Graph-Driven Reconstruction of the Hepatic PV–CV Axis: A Topology-Aware Framework for Continuous Zonation and Gradient Gene Discovery

Abstract

The spatial heterogeneity of liver metabolic function, known as liver zonation, is fundamental to its execution of complex detoxification and synthesis tasks. Although single cell sequencing has revealed cellular diversity, traditional methods often struggle to precisely quantify the continuous metabolic gradient from the portal vein (PV) to the central vein (CV) while preserving intact tissue topology. Existing spatial trajectory inference algorithms also face challenges when handling irregular tissue morphologies and noisy data. This study proposes a robust graph theoretic computational framework to reconstruct the PV–CV axis from spatial transcriptomics data. The method first identifies high confidence PV and CV “seed points” using classic marker genes; subsequently, it constructs a spatial k nearest neighbor graph of spots and employs Dijkstra’s algorithm to compute geodesic distance fields from each point to the seed sets. A continuous zonation axis coordinate is then defined by normalizing the ratio of bidirectional distances. Furthermore, we introduce local vector flow field analysis and gradient strength metrics to visualize the directionality and sharpness of metabolic gradients, thereby identifying novel zonation genes that vary monotonically along the axis. Application to mouse liver spatial transcriptomics datasets demonstrates that this method successfully reconstructs a smooth PV–CV axis consistent with physiological structures, effectively overcoming geometric biases caused by tissue section deformation.

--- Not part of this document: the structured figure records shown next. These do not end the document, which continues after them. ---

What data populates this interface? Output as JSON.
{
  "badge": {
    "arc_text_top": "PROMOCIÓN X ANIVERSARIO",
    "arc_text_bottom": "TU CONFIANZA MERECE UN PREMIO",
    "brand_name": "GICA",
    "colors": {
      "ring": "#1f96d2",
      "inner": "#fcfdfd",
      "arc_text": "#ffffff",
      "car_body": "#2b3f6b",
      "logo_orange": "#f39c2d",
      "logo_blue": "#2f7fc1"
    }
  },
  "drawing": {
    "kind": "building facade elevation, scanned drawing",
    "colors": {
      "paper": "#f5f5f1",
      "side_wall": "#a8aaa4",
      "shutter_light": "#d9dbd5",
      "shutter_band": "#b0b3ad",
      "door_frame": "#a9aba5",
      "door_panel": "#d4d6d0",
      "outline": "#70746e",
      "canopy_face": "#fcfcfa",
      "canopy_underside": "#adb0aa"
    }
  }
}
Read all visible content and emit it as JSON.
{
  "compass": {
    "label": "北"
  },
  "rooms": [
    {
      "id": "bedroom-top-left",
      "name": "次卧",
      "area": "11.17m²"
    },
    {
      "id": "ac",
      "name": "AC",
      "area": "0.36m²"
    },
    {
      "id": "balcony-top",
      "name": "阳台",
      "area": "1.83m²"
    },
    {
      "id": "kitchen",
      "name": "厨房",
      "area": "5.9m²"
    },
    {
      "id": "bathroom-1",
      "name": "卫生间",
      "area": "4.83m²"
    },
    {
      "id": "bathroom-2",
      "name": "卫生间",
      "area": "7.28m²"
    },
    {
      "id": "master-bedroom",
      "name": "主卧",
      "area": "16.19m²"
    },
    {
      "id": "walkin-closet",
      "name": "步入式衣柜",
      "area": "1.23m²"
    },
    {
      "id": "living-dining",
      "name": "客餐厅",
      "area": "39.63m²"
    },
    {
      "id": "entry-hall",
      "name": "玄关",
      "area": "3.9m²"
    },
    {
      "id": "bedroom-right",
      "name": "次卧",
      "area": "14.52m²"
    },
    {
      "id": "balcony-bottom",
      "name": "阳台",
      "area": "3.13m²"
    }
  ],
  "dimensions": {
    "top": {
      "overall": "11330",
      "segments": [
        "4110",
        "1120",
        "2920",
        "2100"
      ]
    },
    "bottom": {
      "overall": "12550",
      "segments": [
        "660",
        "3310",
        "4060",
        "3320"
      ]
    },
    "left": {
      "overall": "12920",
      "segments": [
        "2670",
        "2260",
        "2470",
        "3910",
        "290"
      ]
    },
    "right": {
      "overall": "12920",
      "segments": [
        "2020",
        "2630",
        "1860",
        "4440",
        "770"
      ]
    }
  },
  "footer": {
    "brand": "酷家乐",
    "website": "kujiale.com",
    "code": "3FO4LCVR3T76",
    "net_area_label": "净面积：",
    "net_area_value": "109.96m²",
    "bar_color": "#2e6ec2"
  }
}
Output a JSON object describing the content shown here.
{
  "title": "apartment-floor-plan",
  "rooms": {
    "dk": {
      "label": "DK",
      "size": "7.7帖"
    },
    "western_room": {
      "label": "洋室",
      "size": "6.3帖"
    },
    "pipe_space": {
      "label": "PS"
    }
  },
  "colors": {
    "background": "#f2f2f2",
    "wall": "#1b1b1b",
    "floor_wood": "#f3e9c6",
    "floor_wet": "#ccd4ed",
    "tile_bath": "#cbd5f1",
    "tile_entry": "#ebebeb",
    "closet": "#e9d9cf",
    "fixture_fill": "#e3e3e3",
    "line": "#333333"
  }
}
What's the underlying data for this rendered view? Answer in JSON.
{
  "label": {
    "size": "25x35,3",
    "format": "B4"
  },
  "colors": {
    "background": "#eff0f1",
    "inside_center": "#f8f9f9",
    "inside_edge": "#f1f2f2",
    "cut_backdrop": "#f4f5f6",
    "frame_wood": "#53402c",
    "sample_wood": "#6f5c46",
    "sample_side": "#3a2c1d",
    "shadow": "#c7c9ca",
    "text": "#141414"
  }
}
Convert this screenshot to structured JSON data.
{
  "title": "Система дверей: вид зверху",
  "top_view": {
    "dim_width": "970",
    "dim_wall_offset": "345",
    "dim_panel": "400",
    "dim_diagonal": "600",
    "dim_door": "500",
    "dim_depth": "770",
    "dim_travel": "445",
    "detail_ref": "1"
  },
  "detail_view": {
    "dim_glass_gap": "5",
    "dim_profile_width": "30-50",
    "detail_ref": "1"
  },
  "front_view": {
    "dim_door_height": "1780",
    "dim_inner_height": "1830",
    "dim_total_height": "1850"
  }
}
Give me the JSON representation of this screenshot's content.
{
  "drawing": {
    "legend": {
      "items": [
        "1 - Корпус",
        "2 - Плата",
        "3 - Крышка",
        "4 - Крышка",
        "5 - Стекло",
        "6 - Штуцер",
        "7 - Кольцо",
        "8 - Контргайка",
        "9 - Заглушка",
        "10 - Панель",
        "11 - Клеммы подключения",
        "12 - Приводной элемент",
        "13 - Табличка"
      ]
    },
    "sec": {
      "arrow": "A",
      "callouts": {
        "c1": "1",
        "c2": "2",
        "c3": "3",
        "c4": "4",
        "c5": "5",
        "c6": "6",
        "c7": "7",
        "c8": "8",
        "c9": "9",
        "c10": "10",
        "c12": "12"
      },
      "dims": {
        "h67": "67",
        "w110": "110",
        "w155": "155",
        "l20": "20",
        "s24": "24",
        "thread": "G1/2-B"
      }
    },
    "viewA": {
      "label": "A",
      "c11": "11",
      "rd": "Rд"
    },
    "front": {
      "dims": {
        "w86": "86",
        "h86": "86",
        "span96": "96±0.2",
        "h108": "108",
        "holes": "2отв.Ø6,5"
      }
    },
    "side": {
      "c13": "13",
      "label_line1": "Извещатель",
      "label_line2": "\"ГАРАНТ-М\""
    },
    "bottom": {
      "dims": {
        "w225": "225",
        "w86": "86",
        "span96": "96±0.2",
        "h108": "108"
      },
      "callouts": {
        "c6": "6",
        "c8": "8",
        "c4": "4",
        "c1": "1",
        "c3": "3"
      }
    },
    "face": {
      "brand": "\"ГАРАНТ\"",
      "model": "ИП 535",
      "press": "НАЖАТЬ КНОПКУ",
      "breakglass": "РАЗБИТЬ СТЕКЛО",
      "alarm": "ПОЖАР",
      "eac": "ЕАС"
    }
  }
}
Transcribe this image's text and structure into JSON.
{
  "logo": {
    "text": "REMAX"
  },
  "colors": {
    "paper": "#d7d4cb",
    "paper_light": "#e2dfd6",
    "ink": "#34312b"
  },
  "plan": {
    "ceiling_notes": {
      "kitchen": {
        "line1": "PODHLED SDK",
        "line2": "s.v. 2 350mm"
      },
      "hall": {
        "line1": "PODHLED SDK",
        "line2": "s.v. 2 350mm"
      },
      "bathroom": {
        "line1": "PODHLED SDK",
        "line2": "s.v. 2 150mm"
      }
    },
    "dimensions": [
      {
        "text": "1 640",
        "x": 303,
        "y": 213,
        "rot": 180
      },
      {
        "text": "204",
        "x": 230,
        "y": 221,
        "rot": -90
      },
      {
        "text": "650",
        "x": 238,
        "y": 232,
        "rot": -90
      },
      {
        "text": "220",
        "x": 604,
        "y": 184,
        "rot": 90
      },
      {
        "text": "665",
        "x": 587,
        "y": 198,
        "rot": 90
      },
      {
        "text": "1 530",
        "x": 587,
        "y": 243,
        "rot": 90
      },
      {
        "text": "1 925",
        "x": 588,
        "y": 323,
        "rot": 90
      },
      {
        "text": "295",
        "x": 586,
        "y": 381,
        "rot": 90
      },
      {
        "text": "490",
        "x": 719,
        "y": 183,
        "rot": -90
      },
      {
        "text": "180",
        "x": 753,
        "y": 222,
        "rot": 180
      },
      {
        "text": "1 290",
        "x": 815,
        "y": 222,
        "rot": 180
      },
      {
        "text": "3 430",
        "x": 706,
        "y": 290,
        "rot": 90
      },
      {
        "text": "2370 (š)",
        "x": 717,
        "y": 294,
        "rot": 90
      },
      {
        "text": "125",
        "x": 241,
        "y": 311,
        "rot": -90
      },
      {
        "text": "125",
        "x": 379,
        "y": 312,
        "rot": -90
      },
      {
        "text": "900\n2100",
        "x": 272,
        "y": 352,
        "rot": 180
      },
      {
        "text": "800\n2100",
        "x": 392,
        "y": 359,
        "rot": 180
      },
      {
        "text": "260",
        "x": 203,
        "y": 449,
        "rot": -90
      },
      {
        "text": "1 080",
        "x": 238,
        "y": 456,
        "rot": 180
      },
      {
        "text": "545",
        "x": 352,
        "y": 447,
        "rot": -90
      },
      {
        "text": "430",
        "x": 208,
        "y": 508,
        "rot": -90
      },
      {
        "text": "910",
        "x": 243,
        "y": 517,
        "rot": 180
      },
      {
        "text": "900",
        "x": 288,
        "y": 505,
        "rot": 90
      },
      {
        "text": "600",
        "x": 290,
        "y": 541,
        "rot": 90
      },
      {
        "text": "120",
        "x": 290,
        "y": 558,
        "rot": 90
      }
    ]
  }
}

Local flow field analysis clearly visualizes a virtual metabolic flow directed from the portal tract toward the central vein. PV specific and CV specific genes identified based on this axis show high concordance with established literature, and several potential zonation regulators not previously well documented were discovered. This pipeline provides an interpretable, robust, and training free tool for liver zonation analysis. It not only quantifies spatial metabolic gradients but also offers new quantitative metrics for analyzing zonation disruption in liver disease states.